La Cédéao, qui «condamne, avec la plus grande vigueur, ce coup de force», s’est gardée de prendre des mesures économiques en attendant l’envoi d’une mission diplomatique. Des sanctions minimes.
Rassemblés mercredi en sommet virtuel, les dirigeants de la Communauté économique des Etats de l’Afrique de l’Ouest (Cédéao) ont suspendu, mercredi, la Guinée de leur organisation régionale à la suite du coup d’Etat militaire de dimanche. S’exprimant en ouverture au titre de la présidence tournante de l’organisation, le chef de l’Etat ghanéen, Nano Akufo-Addo, a qualifié ce putsch de «violation claire de notre charte sur la bonne gouvernance».
«La Conférence exprime sa très vive préoccupation face aux développements politiques survenus en République de Guinée suite au coup d’Etat du 5 septembre 2021 et leurs conséquences sur la paix et la stabilité régionale», a critiqué l’organisation dans un communiqué publié mercredi soir, qui «condamne, avec la plus grande vigueur, ce coup de force».
La Cédéao a pris une première sanction politique en suspendant la Guinée «de toutes ses instances de décision», a dit à des journalistes à Ouagadougou le ministre burkinabè des Affaires étrangères, Alpha Barry, au sortir de la visioconférence, une décision confirmée dans le communiqué commun. «La Conférence exige le respect de l’intégrité physique du président Alpha Condé et sa libération immédiate et sans condition, ainsi que celle de toutes les personnalités arrêtées», précise la Cédéao.
Une situation similaire au Mali, des réponses divergentes
Aucune sanction économique n’est évoquée pour l’heure. Une «mission de haut niveau» sera dépêchée jeudi en Guinée et la Cédéao réexaminera ensuite ses positions, a-t-il déclaré.
La Cédéao se retrouvait un an après dans une situation comparable à celle qu’elle a connue avec le putsch d’août 2020 au Mali voisin. Elle avait alors suspendu le Mali de l’organisation, mais aussi pris des sanctions économiques, comme l’arrêt des échanges commerciaux hors produits de première nécessité, et la fermeture des frontières. Ces sanctions avaient été levées à la suite de l’engagement des militaires maliens sur la voie d’une transition de 18 mois maximum pour rendre le pouvoir à des dirigeants civils issus d’élections.

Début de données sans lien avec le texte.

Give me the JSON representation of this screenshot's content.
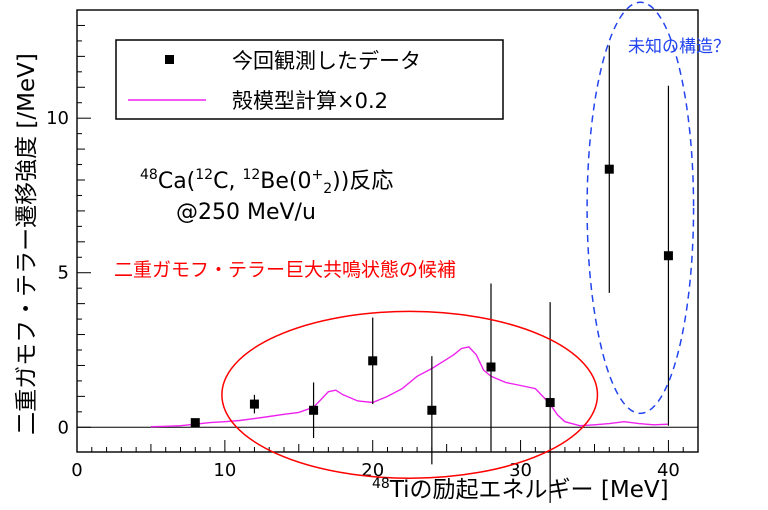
{
  "chart_data": {
    "type": "scatter",
    "xlabel": {
      "sup": "48",
      "main": "Tiの励起エネルギー [MeV]"
    },
    "ylabel": "二重ガモフ・テラー遷移強度 [/MeV]",
    "xlim": [
      0,
      42
    ],
    "ylim": [
      -0.8,
      13.5
    ],
    "x_ticks": [
      0,
      10,
      20,
      30,
      40
    ],
    "y_ticks": [
      0,
      5,
      10
    ],
    "grid": false,
    "legend_position": "top-left",
    "reaction": {
      "line1": [
        {
          "t": "48",
          "sup": true
        },
        {
          "t": "Ca("
        },
        {
          "t": "12",
          "sup": true
        },
        {
          "t": "C, "
        },
        {
          "t": "12",
          "sup": true
        },
        {
          "t": "Be(0"
        },
        {
          "t": "+",
          "sup": true
        },
        {
          "t": "2",
          "sub": true
        },
        {
          "t": "))反応"
        }
      ],
      "line2": "@250 MeV/u"
    },
    "series": [
      {
        "name": "今回観測したデータ",
        "kind": "points",
        "color": "#000000",
        "points": [
          {
            "x": 8,
            "y": 0.15,
            "err": 0.0
          },
          {
            "x": 12,
            "y": 0.75,
            "err": 0.3
          },
          {
            "x": 16,
            "y": 0.55,
            "err": 0.9
          },
          {
            "x": 20,
            "y": 2.15,
            "err": 1.4
          },
          {
            "x": 24,
            "y": 0.55,
            "err": 1.75
          },
          {
            "x": 28,
            "y": 1.95,
            "err": 2.7
          },
          {
            "x": 32,
            "y": 0.8,
            "err": 3.25
          },
          {
            "x": 36,
            "y": 8.35,
            "err": 4.0
          },
          {
            "x": 40,
            "y": 5.55,
            "err": 5.5
          }
        ]
      },
      {
        "name": "殻模型計算×0.2",
        "kind": "line",
        "color": "#ee22ee",
        "points": [
          [
            5,
            0.02
          ],
          [
            6,
            0.03
          ],
          [
            7,
            0.05
          ],
          [
            8,
            0.1
          ],
          [
            9,
            0.15
          ],
          [
            10,
            0.18
          ],
          [
            11,
            0.22
          ],
          [
            12,
            0.28
          ],
          [
            13,
            0.35
          ],
          [
            14,
            0.42
          ],
          [
            15,
            0.48
          ],
          [
            16,
            0.65
          ],
          [
            16.5,
            0.9
          ],
          [
            17,
            1.15
          ],
          [
            17.5,
            1.2
          ],
          [
            18,
            1.05
          ],
          [
            19,
            0.85
          ],
          [
            20,
            0.8
          ],
          [
            21,
            1.0
          ],
          [
            22,
            1.25
          ],
          [
            23,
            1.65
          ],
          [
            24,
            1.9
          ],
          [
            25,
            2.2
          ],
          [
            25.5,
            2.35
          ],
          [
            26,
            2.55
          ],
          [
            26.5,
            2.6
          ],
          [
            27,
            2.35
          ],
          [
            27.5,
            1.85
          ],
          [
            28,
            1.65
          ],
          [
            29,
            1.45
          ],
          [
            30,
            1.35
          ],
          [
            31,
            1.25
          ],
          [
            32,
            0.75
          ],
          [
            32.5,
            0.4
          ],
          [
            33,
            0.18
          ],
          [
            34,
            0.05
          ],
          [
            35,
            0.08
          ],
          [
            36,
            0.12
          ],
          [
            37,
            0.18
          ],
          [
            38,
            0.12
          ],
          [
            39,
            0.08
          ],
          [
            40,
            0.1
          ]
        ]
      }
    ],
    "annotations": [
      {
        "text": "二重ガモフ・テラー巨大共鳴状態の候補",
        "color": "#ff0000",
        "cx": 22.5,
        "cy": 1.05,
        "rx": 12.7,
        "ry": 2.7,
        "style": "solid"
      },
      {
        "text": "未知の構造？",
        "color": "#2244ee",
        "cx": 38.1,
        "cy": 7.1,
        "rx": 3.6,
        "ry": 6.65,
        "style": "dashed"
      }
    ]
  }
}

Dès dimanche, la Cédéao avait brandi la menace de sanctions, sans en préciser la nature éventuelle.
Comme un an plus tôt, l’organisation était amenée à se prononcer alors que les militaires emmenés par le chef des forces spéciales, le lieutenant-colonel Mamady Doumbouya, peuvent se prévaloir d’une certaine popularité, comme en attestent les manifestations de sympathie dans différents quartiers de Conakry, encore alimentée par la libération mardi soir d’un premier groupe de dizaines d’opposants au régime déchu.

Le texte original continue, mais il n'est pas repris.